В «четверке» были дети. У Мандельштамов — нет, у Пастернака — под надежной опекой жены, Лев Гумилев и Аля Эфрон — в тюрьме, оставался один Мур. Судьба как нарочно свела их с Ахматовой в одном городе.
Хлеб, голод, жизнь и смерть — это то, чего не видит Ахматова. Такие слова она охотно включает в свои стихи, потому что это красиво и звучит значительно, а в самой жизни главное для нее — погремушки тщеславия.
Удача Ахматовой — встретить на главной улице Ташкента главного человека от литературы — Алексея Толстого — да еще при зрителях — двух оборванных мальчишках, один из которых был сыном Марины Цветаевой. Вот эта роскошная сцена в подробном изложении.
По случаю жаркой погоды он был одет в светлый костюм. И шел, опираясь на трость, попыхивая трубкой. На голове у него была легкая соломенная шляпа. <…> На Жуковскую вышла высокая и неторопливая женщина в длинном полотняном платье. <…> Мур потащил меня в сторону, мы издали смотрели на Алексея Толстого и Анну Ахматову, встретившихся под платаном. «Анна Андреевна!» — говорил Алексей Николаевич, снимая шляпу и целуя ее руку. — «Я вспоминала вас недавно, — сказала Анна Андреевна. — В Академии был литературный вечер. <…> Вы ведь академик…» Алексей Толстой расшаркался и помотал перед собой шляпой, как Меншиков в «Петре Первом». «И еще мне как-то не хватало Щеголева, — сказала Анна Андреевна. — Меня пригласили как пушкиниста», — добавила она сдержанно. Сдержанно, сдержанно! Алексей Николаевич увидел Мура и кивнул ему. <…> «Мы <…> могли встретиться в Академии. Должен признаться, что и мне как-то не хватает Щеголева. Он бывал так же, как и я, недальновиден и суетен. Но он был из тех людей, кто знает, что в русской тишине есть добродетель…» По улице Жуковской тянулся караван верблюдов <…>. «Меня пригласили как пушкиниста, — повторила Анна Ахматова. — Но здесь выходит книжка моих стихотворений, которую составил Корнелий Зелинский». — «Ни слова больше! — воскликнул Алексей Николаевич! — <…> Представьте, он решил, что я должен стать директором Института мировой литературы» — «Вы все можете», — сказала Анна Андреевна. — «Да, — растерянно протянул Алексей Николаевич, — но управлять департаментом?»

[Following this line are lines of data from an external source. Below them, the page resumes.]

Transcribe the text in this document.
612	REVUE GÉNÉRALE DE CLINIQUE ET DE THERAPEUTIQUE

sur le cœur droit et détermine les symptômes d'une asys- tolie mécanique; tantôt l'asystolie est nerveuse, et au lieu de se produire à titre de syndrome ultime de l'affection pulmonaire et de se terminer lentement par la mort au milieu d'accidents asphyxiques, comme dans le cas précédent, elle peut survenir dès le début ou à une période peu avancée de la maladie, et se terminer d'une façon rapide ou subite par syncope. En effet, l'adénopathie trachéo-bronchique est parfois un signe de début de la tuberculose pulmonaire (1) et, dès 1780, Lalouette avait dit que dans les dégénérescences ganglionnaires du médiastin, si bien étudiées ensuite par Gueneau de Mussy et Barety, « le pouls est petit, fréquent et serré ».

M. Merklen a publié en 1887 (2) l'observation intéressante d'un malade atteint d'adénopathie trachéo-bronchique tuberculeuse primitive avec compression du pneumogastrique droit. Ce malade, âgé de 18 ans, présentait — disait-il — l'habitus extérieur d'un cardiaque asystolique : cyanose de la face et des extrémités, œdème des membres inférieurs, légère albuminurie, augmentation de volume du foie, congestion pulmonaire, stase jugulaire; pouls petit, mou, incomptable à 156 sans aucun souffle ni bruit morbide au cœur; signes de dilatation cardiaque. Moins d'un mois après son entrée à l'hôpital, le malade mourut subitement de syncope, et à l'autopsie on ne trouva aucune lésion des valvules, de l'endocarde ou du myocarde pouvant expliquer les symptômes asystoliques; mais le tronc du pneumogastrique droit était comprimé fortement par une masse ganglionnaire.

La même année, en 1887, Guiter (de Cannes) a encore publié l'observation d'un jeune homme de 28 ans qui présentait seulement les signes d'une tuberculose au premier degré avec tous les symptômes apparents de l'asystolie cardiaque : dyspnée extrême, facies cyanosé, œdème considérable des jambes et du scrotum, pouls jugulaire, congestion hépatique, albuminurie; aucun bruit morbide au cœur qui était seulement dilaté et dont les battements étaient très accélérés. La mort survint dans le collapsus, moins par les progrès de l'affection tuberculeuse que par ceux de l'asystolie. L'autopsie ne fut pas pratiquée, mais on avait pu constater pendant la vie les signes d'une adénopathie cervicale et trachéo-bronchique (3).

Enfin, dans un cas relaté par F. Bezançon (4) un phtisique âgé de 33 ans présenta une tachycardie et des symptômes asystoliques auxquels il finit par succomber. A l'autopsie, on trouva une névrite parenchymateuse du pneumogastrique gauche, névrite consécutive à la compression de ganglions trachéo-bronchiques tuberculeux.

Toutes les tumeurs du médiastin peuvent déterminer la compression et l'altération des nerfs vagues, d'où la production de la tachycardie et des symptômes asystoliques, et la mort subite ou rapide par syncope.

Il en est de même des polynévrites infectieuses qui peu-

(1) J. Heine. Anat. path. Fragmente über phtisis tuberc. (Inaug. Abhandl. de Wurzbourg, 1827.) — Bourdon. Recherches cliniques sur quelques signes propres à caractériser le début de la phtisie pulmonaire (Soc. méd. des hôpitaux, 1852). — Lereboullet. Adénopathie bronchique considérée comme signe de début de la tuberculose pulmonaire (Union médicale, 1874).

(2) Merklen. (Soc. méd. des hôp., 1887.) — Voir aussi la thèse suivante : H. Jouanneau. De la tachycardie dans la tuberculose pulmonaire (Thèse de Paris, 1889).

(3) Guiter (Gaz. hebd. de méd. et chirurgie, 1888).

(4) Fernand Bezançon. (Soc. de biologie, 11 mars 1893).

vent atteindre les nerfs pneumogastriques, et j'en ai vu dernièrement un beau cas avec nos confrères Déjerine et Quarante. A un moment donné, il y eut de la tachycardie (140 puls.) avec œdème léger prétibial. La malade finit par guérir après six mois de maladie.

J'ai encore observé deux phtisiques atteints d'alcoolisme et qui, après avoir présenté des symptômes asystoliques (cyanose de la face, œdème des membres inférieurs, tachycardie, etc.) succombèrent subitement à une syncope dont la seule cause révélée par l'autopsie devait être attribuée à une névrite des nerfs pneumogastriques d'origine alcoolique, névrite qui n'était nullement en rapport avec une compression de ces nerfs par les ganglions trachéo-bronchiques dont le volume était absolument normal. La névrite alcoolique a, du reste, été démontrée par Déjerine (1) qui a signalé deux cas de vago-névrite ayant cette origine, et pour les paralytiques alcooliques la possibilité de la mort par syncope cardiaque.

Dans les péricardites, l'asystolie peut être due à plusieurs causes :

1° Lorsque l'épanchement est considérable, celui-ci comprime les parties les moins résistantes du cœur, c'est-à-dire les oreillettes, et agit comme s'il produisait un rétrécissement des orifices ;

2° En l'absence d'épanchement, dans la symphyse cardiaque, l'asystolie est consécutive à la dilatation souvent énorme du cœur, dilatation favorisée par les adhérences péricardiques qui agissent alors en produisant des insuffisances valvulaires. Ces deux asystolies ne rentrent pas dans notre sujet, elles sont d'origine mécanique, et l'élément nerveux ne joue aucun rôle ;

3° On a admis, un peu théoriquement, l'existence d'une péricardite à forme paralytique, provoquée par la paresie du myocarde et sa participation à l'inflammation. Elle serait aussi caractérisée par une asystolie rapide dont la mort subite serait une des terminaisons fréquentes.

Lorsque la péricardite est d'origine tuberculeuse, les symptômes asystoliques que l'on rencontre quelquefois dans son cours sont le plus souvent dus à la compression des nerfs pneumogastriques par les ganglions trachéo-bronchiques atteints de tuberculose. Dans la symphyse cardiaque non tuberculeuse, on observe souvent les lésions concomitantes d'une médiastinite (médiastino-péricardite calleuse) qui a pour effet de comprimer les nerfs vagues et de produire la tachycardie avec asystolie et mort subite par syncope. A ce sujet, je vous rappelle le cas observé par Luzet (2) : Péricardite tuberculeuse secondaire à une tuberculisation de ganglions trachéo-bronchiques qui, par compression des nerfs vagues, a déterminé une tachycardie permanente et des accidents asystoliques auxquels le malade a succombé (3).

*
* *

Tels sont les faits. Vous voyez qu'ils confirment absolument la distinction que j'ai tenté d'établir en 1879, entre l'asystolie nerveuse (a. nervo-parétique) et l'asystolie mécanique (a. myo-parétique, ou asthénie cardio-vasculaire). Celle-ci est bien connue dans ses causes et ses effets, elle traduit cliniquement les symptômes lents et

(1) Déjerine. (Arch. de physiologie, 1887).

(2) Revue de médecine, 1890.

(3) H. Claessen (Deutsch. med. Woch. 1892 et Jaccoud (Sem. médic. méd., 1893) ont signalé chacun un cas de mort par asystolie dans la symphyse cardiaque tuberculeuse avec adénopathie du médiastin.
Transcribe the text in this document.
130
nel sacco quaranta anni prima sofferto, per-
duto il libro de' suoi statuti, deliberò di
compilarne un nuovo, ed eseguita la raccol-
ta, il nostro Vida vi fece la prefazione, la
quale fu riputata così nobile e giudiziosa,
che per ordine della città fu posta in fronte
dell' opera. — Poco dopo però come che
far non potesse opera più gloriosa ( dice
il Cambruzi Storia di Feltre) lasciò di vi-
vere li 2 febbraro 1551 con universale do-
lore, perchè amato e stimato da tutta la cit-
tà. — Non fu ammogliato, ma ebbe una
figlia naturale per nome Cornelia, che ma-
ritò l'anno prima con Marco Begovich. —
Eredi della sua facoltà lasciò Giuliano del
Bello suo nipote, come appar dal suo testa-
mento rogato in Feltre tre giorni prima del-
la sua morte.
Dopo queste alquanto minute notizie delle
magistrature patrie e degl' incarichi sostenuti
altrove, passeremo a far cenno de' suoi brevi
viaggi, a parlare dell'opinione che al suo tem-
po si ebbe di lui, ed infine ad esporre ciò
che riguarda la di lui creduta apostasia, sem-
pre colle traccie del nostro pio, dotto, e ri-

«Марину близко нельзя подпускать к Пушкину!» Но не только это она хотела показать всем этим спектаклем: еще и соломенную шляпу, и светлый летний костюм, и литературный вечер, и институт мировой литературы. До Марины ли Цветаевой в таких кругах?
Устав, мы присели возле арыка на травку и скоро мимо нас вместе с Муром прошла NN (А.А.), вся в белом, в парижской шляпе (Раневской), прекрасная, пышная.
23.7.43.
Продал последние шерстяные кальсоны за 70 р., из которых получил 30, а остальные 40 р. будут в понедельник или во вторник. Купил два бублика и 1/2 кг яблок…
Каждому свое.
Пастернак простецки убивается, что не помог материально Цветаевой. Какая приземленность по сравнению с Анной Андреевной!
Борис Пастернак — жене.
Я всегда в глубине души знал, что живу тобой и детьми, а заботу о всех людях на свете — долг каждого, кто не животное — должен символизировать в лице Жени, Нины и Марины. Ах, зачем я от этого отступил!
Ахматова:
«Марина умерла бы вторично, если бы увидела сейчас Мура. Желтый, худой… Чем помочь ему? Я и так отдаю ему весь хлеб».